(Negative feedback systems in general do this weird interchange of cause and effect. An op-amp's inputs are kept at the same voltage because they're its inputs. It's a real mindfuck, in a good way.)
More generally, throughout history, most people who got rich did get that way by screwing over other people; I mean that's literally how warfare works, by harming the opposing forces enough to get them to submit, and in feudal systems (and quasi-feudal systems like the Argentine system) that's how you gain power and wealth. Feudal nobles and partisan politicians are whoever was historically best at harming the opposing forces. Most of human history isn't that, of course, because everyday life always works by cooperation and goodwill, but most of the parts of history that got written down were people competing to hurt each other.
The crab-bucket mentality is very helpful to politicians because it prevents upstart businesses (and regions, and cities) from creating alternative centers of power that could compete with the established order.

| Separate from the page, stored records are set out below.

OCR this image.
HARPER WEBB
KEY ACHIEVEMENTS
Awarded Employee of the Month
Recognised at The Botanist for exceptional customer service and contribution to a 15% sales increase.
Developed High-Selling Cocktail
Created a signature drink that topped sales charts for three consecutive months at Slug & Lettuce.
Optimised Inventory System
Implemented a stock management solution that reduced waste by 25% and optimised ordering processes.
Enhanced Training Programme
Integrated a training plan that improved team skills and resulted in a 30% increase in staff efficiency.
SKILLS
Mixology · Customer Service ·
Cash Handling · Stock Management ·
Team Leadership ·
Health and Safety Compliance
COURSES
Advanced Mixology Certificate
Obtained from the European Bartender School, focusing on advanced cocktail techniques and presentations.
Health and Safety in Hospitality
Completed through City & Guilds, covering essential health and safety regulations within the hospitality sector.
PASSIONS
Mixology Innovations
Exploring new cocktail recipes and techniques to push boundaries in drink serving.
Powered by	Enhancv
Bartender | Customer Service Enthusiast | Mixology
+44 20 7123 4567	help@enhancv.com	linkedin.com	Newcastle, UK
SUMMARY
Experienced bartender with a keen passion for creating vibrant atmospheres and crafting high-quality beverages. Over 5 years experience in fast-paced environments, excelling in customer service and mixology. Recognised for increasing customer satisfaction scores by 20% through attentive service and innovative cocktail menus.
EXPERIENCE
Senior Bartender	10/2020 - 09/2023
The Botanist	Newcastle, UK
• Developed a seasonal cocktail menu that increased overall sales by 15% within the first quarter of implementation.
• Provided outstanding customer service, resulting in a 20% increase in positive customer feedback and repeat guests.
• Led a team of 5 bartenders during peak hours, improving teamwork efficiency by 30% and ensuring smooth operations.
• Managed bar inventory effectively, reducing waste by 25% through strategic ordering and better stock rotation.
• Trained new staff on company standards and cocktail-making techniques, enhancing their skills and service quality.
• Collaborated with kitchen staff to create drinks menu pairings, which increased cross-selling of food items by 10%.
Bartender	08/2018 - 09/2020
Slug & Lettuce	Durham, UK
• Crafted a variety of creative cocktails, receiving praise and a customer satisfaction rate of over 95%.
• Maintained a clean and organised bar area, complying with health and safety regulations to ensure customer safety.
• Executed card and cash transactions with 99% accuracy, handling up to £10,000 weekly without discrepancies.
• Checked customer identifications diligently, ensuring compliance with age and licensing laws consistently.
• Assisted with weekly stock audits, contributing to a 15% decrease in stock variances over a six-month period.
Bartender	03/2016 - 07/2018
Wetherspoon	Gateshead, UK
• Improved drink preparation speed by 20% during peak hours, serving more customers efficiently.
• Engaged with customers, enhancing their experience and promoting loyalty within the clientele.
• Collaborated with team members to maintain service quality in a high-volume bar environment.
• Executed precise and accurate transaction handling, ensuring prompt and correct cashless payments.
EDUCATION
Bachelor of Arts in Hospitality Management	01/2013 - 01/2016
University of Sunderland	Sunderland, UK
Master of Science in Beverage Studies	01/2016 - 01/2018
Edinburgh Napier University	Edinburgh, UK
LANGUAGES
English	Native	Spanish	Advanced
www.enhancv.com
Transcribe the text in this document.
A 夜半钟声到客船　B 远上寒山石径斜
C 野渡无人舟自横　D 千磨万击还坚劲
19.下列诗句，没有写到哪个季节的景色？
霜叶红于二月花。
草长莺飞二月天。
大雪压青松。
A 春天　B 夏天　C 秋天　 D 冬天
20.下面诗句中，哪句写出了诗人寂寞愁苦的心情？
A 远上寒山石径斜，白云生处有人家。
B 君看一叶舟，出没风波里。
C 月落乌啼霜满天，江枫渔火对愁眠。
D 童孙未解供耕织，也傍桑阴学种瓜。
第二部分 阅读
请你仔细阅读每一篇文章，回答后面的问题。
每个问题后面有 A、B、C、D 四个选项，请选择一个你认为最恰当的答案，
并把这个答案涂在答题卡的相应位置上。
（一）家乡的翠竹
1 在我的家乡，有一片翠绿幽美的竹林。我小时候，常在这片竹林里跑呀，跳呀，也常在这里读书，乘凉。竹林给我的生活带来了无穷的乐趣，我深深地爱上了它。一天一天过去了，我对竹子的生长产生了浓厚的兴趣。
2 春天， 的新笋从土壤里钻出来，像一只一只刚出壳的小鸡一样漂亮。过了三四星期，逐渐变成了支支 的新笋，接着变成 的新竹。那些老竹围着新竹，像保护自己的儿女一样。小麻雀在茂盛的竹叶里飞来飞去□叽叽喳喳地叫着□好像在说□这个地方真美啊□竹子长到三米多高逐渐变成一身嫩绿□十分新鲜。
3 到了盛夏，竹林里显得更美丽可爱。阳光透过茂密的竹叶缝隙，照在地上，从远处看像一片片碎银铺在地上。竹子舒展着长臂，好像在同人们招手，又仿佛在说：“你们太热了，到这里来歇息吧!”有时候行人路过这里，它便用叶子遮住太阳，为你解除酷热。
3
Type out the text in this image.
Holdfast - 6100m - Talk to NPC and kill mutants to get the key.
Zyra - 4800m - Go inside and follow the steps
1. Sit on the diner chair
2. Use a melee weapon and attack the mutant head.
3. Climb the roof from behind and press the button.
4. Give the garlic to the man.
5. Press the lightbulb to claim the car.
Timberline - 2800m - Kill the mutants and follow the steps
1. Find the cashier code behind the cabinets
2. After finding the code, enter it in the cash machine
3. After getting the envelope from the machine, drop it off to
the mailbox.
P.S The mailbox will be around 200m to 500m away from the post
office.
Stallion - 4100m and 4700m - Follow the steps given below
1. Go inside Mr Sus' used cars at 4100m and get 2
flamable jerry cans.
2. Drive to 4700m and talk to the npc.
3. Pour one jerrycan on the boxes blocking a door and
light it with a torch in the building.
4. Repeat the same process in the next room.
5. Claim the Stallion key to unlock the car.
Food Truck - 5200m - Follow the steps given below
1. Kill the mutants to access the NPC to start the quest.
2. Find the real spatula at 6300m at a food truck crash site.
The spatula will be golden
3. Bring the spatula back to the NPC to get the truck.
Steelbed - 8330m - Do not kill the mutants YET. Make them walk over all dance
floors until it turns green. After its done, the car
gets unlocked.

Capitalism was the decisive break with that tradition, in which people compete by doing the most good for their customers instead of harm to whoever their enemies are at the moment; but nothing in capitalism prevents powerful and rich people from hurting whoever they see as their opposition, except that it's unprofitable to spend too much on hurting them, and if you choose poorly they may be able to hurt you back, which is even more unprofitable. And whoever is powerful can use that power for harm, too, and being human, they usually do. Still, by changing the criterion for wealth from doing harm to doing good, capitalism changed the incentives enormously.